Invite curiosity and appreciation. Remember that bit above about common humanity? Millions of athletes can relate to how you’re feeling at any given moment. By playing sports, you are participating in what is arguably one of the most amazing and universally shared activities of being human. Try to bring curiosity and appreciation to all of the experiences that arise when you are engaging in an activity that is so important to you and so many others.
Develop post-practice and post-competition routines. Many people practice pre-competition rituals, but their post-competition behavior is dictated by the mood that follows the events that transpired. Maybe you can feel however you are feeling after a practice or competition AND choose to act in ways that are meaningful to you. I call this a “flexibly consistent ritual.” Be consistent with some part of your post-practice or post-competition routine. Consider it a symbolic way to bring closure to what already happened so that you can attend to what is happening in the now. (And if you notice your mind is still stuck in what already happened, try forgiveness and press pause.)

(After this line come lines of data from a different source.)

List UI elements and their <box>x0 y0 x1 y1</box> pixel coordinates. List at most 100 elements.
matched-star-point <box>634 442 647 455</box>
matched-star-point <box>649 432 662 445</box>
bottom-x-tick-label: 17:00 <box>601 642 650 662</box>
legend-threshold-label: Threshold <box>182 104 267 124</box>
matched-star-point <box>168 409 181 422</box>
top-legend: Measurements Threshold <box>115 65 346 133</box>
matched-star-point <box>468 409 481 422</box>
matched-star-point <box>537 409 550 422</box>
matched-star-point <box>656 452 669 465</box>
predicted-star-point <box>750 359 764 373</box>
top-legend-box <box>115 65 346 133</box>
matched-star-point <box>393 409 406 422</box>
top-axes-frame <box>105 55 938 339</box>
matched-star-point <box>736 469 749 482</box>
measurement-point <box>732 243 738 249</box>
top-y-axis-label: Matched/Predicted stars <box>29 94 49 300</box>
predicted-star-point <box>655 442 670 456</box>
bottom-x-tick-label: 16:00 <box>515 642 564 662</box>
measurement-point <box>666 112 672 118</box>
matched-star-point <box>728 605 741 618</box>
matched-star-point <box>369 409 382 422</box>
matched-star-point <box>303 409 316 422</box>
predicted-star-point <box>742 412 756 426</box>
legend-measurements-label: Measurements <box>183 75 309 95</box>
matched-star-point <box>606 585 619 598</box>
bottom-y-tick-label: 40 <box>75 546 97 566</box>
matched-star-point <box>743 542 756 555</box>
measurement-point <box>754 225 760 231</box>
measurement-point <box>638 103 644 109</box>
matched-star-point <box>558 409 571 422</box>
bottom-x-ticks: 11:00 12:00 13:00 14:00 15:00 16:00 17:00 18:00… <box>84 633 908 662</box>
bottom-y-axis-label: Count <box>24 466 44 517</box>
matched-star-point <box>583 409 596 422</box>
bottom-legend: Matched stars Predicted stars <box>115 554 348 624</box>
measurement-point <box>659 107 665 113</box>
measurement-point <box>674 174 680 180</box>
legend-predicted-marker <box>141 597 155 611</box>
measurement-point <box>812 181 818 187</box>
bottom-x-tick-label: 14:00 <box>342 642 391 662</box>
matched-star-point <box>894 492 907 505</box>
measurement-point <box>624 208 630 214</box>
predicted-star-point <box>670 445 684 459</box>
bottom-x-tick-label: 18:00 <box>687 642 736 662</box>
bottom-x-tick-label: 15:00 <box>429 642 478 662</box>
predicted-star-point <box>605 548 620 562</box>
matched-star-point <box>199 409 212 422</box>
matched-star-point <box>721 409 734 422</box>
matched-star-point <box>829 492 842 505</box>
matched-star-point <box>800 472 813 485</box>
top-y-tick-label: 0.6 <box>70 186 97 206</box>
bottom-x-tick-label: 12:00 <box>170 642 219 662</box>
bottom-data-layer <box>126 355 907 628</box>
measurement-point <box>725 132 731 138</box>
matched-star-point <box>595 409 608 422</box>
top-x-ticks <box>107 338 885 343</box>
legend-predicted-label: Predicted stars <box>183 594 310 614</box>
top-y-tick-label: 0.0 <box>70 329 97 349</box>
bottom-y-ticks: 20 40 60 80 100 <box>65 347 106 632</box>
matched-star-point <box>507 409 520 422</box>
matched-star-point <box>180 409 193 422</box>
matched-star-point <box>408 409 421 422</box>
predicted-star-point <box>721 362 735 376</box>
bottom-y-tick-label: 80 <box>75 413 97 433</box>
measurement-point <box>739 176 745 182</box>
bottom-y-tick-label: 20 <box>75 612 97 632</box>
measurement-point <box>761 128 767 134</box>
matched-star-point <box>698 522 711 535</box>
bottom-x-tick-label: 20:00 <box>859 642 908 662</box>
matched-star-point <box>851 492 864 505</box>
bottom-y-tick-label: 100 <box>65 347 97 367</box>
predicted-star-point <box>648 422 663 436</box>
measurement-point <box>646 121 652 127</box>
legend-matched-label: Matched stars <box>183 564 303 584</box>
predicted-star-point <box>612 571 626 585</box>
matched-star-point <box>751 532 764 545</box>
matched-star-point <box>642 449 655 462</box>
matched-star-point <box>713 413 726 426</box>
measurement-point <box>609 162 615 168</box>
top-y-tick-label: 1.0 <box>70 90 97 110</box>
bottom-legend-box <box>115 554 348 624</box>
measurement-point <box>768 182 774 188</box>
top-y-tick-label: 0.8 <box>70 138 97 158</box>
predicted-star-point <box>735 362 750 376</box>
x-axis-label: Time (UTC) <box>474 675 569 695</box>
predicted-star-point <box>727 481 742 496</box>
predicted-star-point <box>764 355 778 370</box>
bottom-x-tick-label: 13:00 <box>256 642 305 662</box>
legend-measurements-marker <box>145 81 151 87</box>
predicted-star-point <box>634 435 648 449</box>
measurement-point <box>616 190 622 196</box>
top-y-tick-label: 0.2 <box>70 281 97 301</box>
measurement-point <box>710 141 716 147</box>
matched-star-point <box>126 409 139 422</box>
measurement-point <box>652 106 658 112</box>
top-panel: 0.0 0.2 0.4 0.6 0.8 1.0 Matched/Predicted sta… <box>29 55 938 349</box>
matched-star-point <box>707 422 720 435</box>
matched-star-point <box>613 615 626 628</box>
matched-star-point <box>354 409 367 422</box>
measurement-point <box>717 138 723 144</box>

Zoom-out. We can quickly lose perspective when our feelings are intense or our thoughts carry criticism. When your attention narrows, you may miss information about other important events and experiences related to the past, present, and future. Maybe you forget that you are a whole person, regardless of how well you performed in your sport. Remember that the loss, mistake, or disappointment is just one event among countless other events that represent your lifetime. If you could view your life as a roadmap, you would see that there are many, many losses and victories along the way.